On Saturday, July 23 (2-3 p.m., by donation, pre-registration recommended), the Surrey Museum will host Marsden as he presents his work to families, to inspire the next generation of budding scientists.
Marsden has spent the last 10 years working in rugged environments in Antarctica and Arctic Sweden, with a revolutionary two-metre telescope called the Balloon-borne Large-Aperture Submillimeter Telescope (BLAST).
“We go to the Arctic and the Antarctic for this work, because of the 24-hour sunlight,” says Marsden. “But working in such remote places presents significant challenges.”

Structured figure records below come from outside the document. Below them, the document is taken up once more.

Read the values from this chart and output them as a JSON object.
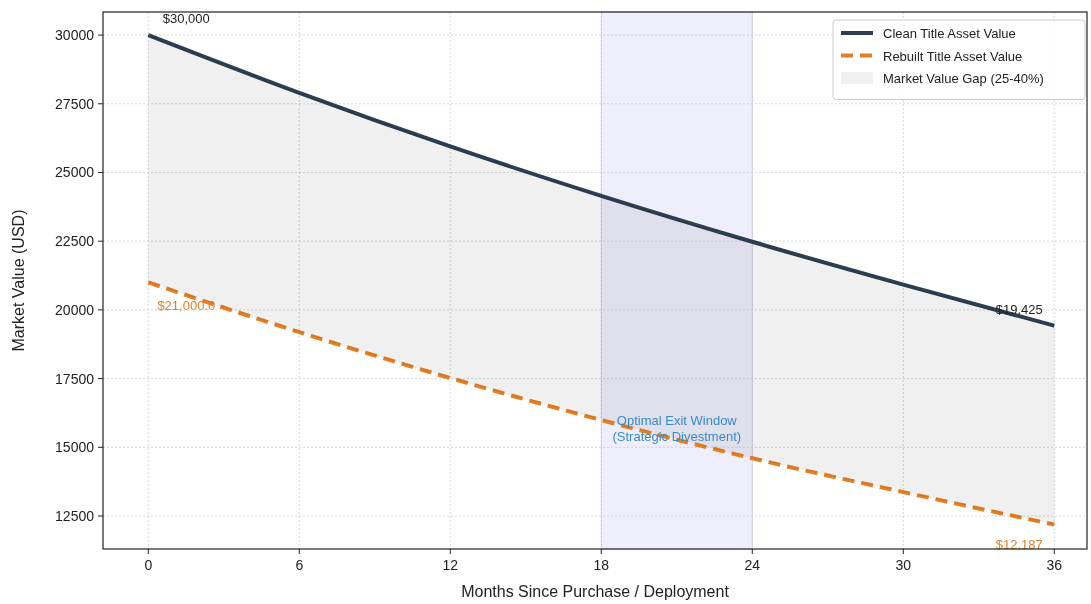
{
  "chart_data": {
    "type": "line",
    "xlabel": "Months Since Purchase / Deployment",
    "ylabel": "Market Value (USD)",
    "x": [
      0,
      6,
      12,
      18,
      24,
      30,
      36
    ],
    "series": [
      {
        "name": "Market Value Gap (25-40%)",
        "type": "area",
        "color": "#f0f0f0",
        "values": [
          null,
          null,
          null,
          null,
          null,
          null,
          null
        ],
        "upper": [
          30000,
          27900,
          25950,
          24150,
          22480,
          20920,
          19425
        ],
        "lower": [
          21000,
          19190,
          17520,
          15990,
          14600,
          13370,
          12187
        ]
      },
      {
        "name": "Clean Title Asset Value",
        "color": "#2c3e50",
        "line_style": "solid",
        "values": [
          30000,
          27900,
          25950,
          24150,
          22480,
          20920,
          19425
        ],
        "value_labels": [
          "$30,000",
          null,
          null,
          null,
          null,
          null,
          "$19,425"
        ]
      },
      {
        "name": "Rebuilt Title Asset Value",
        "color": "#e67e22",
        "line_style": "dashed",
        "values": [
          21000,
          19190,
          17520,
          15990,
          14600,
          13370,
          12187
        ],
        "value_labels": [
          "$21,000.0",
          null,
          null,
          null,
          null,
          null,
          "$12,187"
        ]
      }
    ],
    "bands": [
      {
        "axis": "x",
        "from": 18,
        "to": 24,
        "label": "Optimal Exit Window\n(Strategic Divestment)",
        "color": "#eeeefc"
      }
    ],
    "xlim": [
      -1.8,
      37.3
    ],
    "ylim": [
      11300,
      30840
    ],
    "xticks": [
      0,
      6,
      12,
      18,
      24,
      30,
      36
    ],
    "yticks": [
      12500,
      15000,
      17500,
      20000,
      22500,
      25000,
      27500,
      30000
    ],
    "grid": true,
    "legend": "top right"
  }
}
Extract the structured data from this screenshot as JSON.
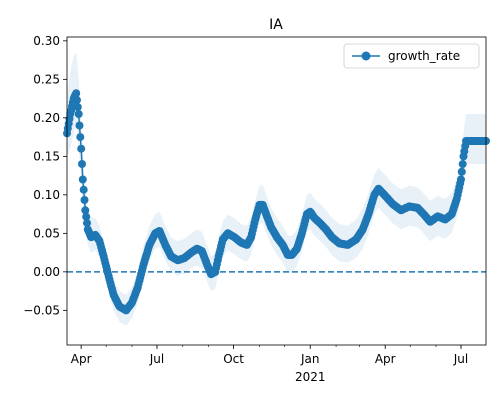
{
  "chart_data": {
    "type": "line",
    "title": "IA",
    "xlabel": "",
    "ylabel": "",
    "x_start": "2020-03-15",
    "x_end": "2021-07-31",
    "xlim": [
      "2020-03-15",
      "2021-07-31"
    ],
    "ylim": [
      -0.095,
      0.305
    ],
    "grid": false,
    "legend": "top-right",
    "yticks": [
      {
        "value": -0.05,
        "label": "−0.05"
      },
      {
        "value": 0.0,
        "label": "0.00"
      },
      {
        "value": 0.05,
        "label": "0.05"
      },
      {
        "value": 0.1,
        "label": "0.10"
      },
      {
        "value": 0.15,
        "label": "0.15"
      },
      {
        "value": 0.2,
        "label": "0.20"
      },
      {
        "value": 0.25,
        "label": "0.25"
      },
      {
        "value": 0.3,
        "label": "0.30"
      }
    ],
    "xticks": [
      {
        "date": "2020-04-01",
        "label": "Apr"
      },
      {
        "date": "2020-07-01",
        "label": "Jul"
      },
      {
        "date": "2020-10-01",
        "label": "Oct"
      },
      {
        "date": "2021-01-01",
        "label": "Jan"
      },
      {
        "date": "2021-04-01",
        "label": "Apr"
      },
      {
        "date": "2021-07-01",
        "label": "Jul"
      }
    ],
    "year_label": "2021",
    "reference_line": {
      "y": 0.0,
      "style": "dashed",
      "color": "#1f77b4"
    },
    "colors": {
      "series": "#1f77b4",
      "band": "#1f77b4"
    },
    "series": [
      {
        "name": "growth_rate",
        "marker": "circle",
        "points": [
          {
            "x": "2020-03-15",
            "y": 0.18,
            "lo": 0.15,
            "hi": 0.23
          },
          {
            "x": "2020-03-19",
            "y": 0.205,
            "lo": 0.16,
            "hi": 0.26
          },
          {
            "x": "2020-03-23",
            "y": 0.225,
            "lo": 0.18,
            "hi": 0.28
          },
          {
            "x": "2020-03-26",
            "y": 0.232,
            "lo": 0.19,
            "hi": 0.285
          },
          {
            "x": "2020-03-29",
            "y": 0.205,
            "lo": 0.16,
            "hi": 0.25
          },
          {
            "x": "2020-04-01",
            "y": 0.16,
            "lo": 0.12,
            "hi": 0.2
          },
          {
            "x": "2020-04-03",
            "y": 0.12,
            "lo": 0.09,
            "hi": 0.15
          },
          {
            "x": "2020-04-06",
            "y": 0.08,
            "lo": 0.055,
            "hi": 0.11
          },
          {
            "x": "2020-04-09",
            "y": 0.055,
            "lo": 0.035,
            "hi": 0.08
          },
          {
            "x": "2020-04-13",
            "y": 0.045,
            "lo": 0.025,
            "hi": 0.07
          },
          {
            "x": "2020-04-18",
            "y": 0.048,
            "lo": 0.028,
            "hi": 0.07
          },
          {
            "x": "2020-04-23",
            "y": 0.04,
            "lo": 0.02,
            "hi": 0.06
          },
          {
            "x": "2020-04-28",
            "y": 0.02,
            "lo": 0.0,
            "hi": 0.04
          },
          {
            "x": "2020-05-05",
            "y": -0.01,
            "lo": -0.03,
            "hi": 0.01
          },
          {
            "x": "2020-05-10",
            "y": -0.03,
            "lo": -0.05,
            "hi": -0.01
          },
          {
            "x": "2020-05-17",
            "y": -0.045,
            "lo": -0.065,
            "hi": -0.025
          },
          {
            "x": "2020-05-25",
            "y": -0.05,
            "lo": -0.07,
            "hi": -0.03
          },
          {
            "x": "2020-06-01",
            "y": -0.04,
            "lo": -0.06,
            "hi": -0.02
          },
          {
            "x": "2020-06-08",
            "y": -0.02,
            "lo": -0.04,
            "hi": 0.0
          },
          {
            "x": "2020-06-15",
            "y": 0.01,
            "lo": -0.01,
            "hi": 0.035
          },
          {
            "x": "2020-06-22",
            "y": 0.035,
            "lo": 0.015,
            "hi": 0.06
          },
          {
            "x": "2020-06-29",
            "y": 0.05,
            "lo": 0.03,
            "hi": 0.075
          },
          {
            "x": "2020-07-04",
            "y": 0.053,
            "lo": 0.032,
            "hi": 0.078
          },
          {
            "x": "2020-07-11",
            "y": 0.035,
            "lo": 0.015,
            "hi": 0.06
          },
          {
            "x": "2020-07-18",
            "y": 0.02,
            "lo": 0.0,
            "hi": 0.045
          },
          {
            "x": "2020-07-26",
            "y": 0.015,
            "lo": -0.005,
            "hi": 0.04
          },
          {
            "x": "2020-08-03",
            "y": 0.018,
            "lo": -0.002,
            "hi": 0.043
          },
          {
            "x": "2020-08-11",
            "y": 0.025,
            "lo": 0.005,
            "hi": 0.05
          },
          {
            "x": "2020-08-18",
            "y": 0.03,
            "lo": 0.008,
            "hi": 0.055
          },
          {
            "x": "2020-08-24",
            "y": 0.027,
            "lo": 0.005,
            "hi": 0.052
          },
          {
            "x": "2020-08-30",
            "y": 0.01,
            "lo": -0.012,
            "hi": 0.035
          },
          {
            "x": "2020-09-04",
            "y": -0.003,
            "lo": -0.025,
            "hi": 0.02
          },
          {
            "x": "2020-09-09",
            "y": 0.0,
            "lo": -0.022,
            "hi": 0.024
          },
          {
            "x": "2020-09-13",
            "y": 0.02,
            "lo": -0.002,
            "hi": 0.045
          },
          {
            "x": "2020-09-18",
            "y": 0.042,
            "lo": 0.02,
            "hi": 0.066
          },
          {
            "x": "2020-09-24",
            "y": 0.05,
            "lo": 0.028,
            "hi": 0.074
          },
          {
            "x": "2020-10-02",
            "y": 0.045,
            "lo": 0.023,
            "hi": 0.07
          },
          {
            "x": "2020-10-10",
            "y": 0.038,
            "lo": 0.016,
            "hi": 0.062
          },
          {
            "x": "2020-10-17",
            "y": 0.035,
            "lo": 0.013,
            "hi": 0.06
          },
          {
            "x": "2020-10-22",
            "y": 0.045,
            "lo": 0.022,
            "hi": 0.07
          },
          {
            "x": "2020-10-27",
            "y": 0.068,
            "lo": 0.044,
            "hi": 0.093
          },
          {
            "x": "2020-11-01",
            "y": 0.087,
            "lo": 0.063,
            "hi": 0.112
          },
          {
            "x": "2020-11-05",
            "y": 0.087,
            "lo": 0.063,
            "hi": 0.113
          },
          {
            "x": "2020-11-09",
            "y": 0.075,
            "lo": 0.051,
            "hi": 0.1
          },
          {
            "x": "2020-11-15",
            "y": 0.058,
            "lo": 0.035,
            "hi": 0.083
          },
          {
            "x": "2020-11-22",
            "y": 0.045,
            "lo": 0.022,
            "hi": 0.07
          },
          {
            "x": "2020-11-29",
            "y": 0.035,
            "lo": 0.012,
            "hi": 0.06
          },
          {
            "x": "2020-12-05",
            "y": 0.022,
            "lo": -0.001,
            "hi": 0.047
          },
          {
            "x": "2020-12-10",
            "y": 0.022,
            "lo": -0.001,
            "hi": 0.047
          },
          {
            "x": "2020-12-16",
            "y": 0.03,
            "lo": 0.007,
            "hi": 0.055
          },
          {
            "x": "2020-12-22",
            "y": 0.05,
            "lo": 0.027,
            "hi": 0.075
          },
          {
            "x": "2020-12-28",
            "y": 0.075,
            "lo": 0.052,
            "hi": 0.1
          },
          {
            "x": "2021-01-01",
            "y": 0.078,
            "lo": 0.055,
            "hi": 0.103
          },
          {
            "x": "2021-01-06",
            "y": 0.07,
            "lo": 0.047,
            "hi": 0.095
          },
          {
            "x": "2021-01-13",
            "y": 0.063,
            "lo": 0.04,
            "hi": 0.088
          },
          {
            "x": "2021-01-20",
            "y": 0.055,
            "lo": 0.032,
            "hi": 0.08
          },
          {
            "x": "2021-01-27",
            "y": 0.045,
            "lo": 0.022,
            "hi": 0.07
          },
          {
            "x": "2021-02-05",
            "y": 0.037,
            "lo": 0.014,
            "hi": 0.062
          },
          {
            "x": "2021-02-15",
            "y": 0.035,
            "lo": 0.012,
            "hi": 0.06
          },
          {
            "x": "2021-02-25",
            "y": 0.042,
            "lo": 0.018,
            "hi": 0.068
          },
          {
            "x": "2021-03-05",
            "y": 0.055,
            "lo": 0.03,
            "hi": 0.082
          },
          {
            "x": "2021-03-12",
            "y": 0.075,
            "lo": 0.05,
            "hi": 0.102
          },
          {
            "x": "2021-03-19",
            "y": 0.1,
            "lo": 0.075,
            "hi": 0.127
          },
          {
            "x": "2021-03-24",
            "y": 0.108,
            "lo": 0.083,
            "hi": 0.135
          },
          {
            "x": "2021-03-31",
            "y": 0.1,
            "lo": 0.075,
            "hi": 0.127
          },
          {
            "x": "2021-04-10",
            "y": 0.088,
            "lo": 0.063,
            "hi": 0.115
          },
          {
            "x": "2021-04-20",
            "y": 0.08,
            "lo": 0.055,
            "hi": 0.107
          },
          {
            "x": "2021-04-30",
            "y": 0.085,
            "lo": 0.06,
            "hi": 0.112
          },
          {
            "x": "2021-05-10",
            "y": 0.083,
            "lo": 0.058,
            "hi": 0.11
          },
          {
            "x": "2021-05-17",
            "y": 0.075,
            "lo": 0.05,
            "hi": 0.102
          },
          {
            "x": "2021-05-25",
            "y": 0.065,
            "lo": 0.04,
            "hi": 0.092
          },
          {
            "x": "2021-06-03",
            "y": 0.072,
            "lo": 0.047,
            "hi": 0.099
          },
          {
            "x": "2021-06-12",
            "y": 0.068,
            "lo": 0.043,
            "hi": 0.095
          },
          {
            "x": "2021-06-20",
            "y": 0.075,
            "lo": 0.05,
            "hi": 0.102
          },
          {
            "x": "2021-06-26",
            "y": 0.095,
            "lo": 0.07,
            "hi": 0.122
          },
          {
            "x": "2021-07-01",
            "y": 0.12,
            "lo": 0.095,
            "hi": 0.148
          },
          {
            "x": "2021-07-04",
            "y": 0.15,
            "lo": 0.125,
            "hi": 0.18
          },
          {
            "x": "2021-07-07",
            "y": 0.17,
            "lo": 0.14,
            "hi": 0.205
          },
          {
            "x": "2021-07-15",
            "y": 0.17,
            "lo": 0.14,
            "hi": 0.205
          },
          {
            "x": "2021-07-31",
            "y": 0.17,
            "lo": 0.14,
            "hi": 0.205
          }
        ]
      }
    ]
  }
}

Despite the environmental challenges, the BLAST project successfully measured galaxies as they formed. The telescope detected star formation that was hidden to optical telescopes. While the universe is estimated to be 13.7 billion years old, the light observed in the images took about 12 billion years to reach us at 300,000 kilometres per second from this earlier time in our universe’s history.
Marsden is a researcher in the UBC Experimental Cosmology Lab. The successful Canadian Space Agency-funded BLAST balloon experiment in the Antarctic inspired a full-length documentary “BLAST! The Movie.”
Marsden now works with Herschel, a satellite performing observations pioneered by BLAST but from space, and last year at the first International Herschel Science Meeting in Madrid, he revealed images of tens of thousands of newly discovered galaxies.
The Surrey Museum is located at 17710 56A Ave. Hours of operation are Tuesdays-Fridays, 9:30 a.m. to 5:30 p.m.; and Saturdays, 10 a.m.to 5 p.m.. Closed Sundays, Mondays and statutory holidays. Admission in 2011 will be sponsored by the Friends of the Surrey Museum Society.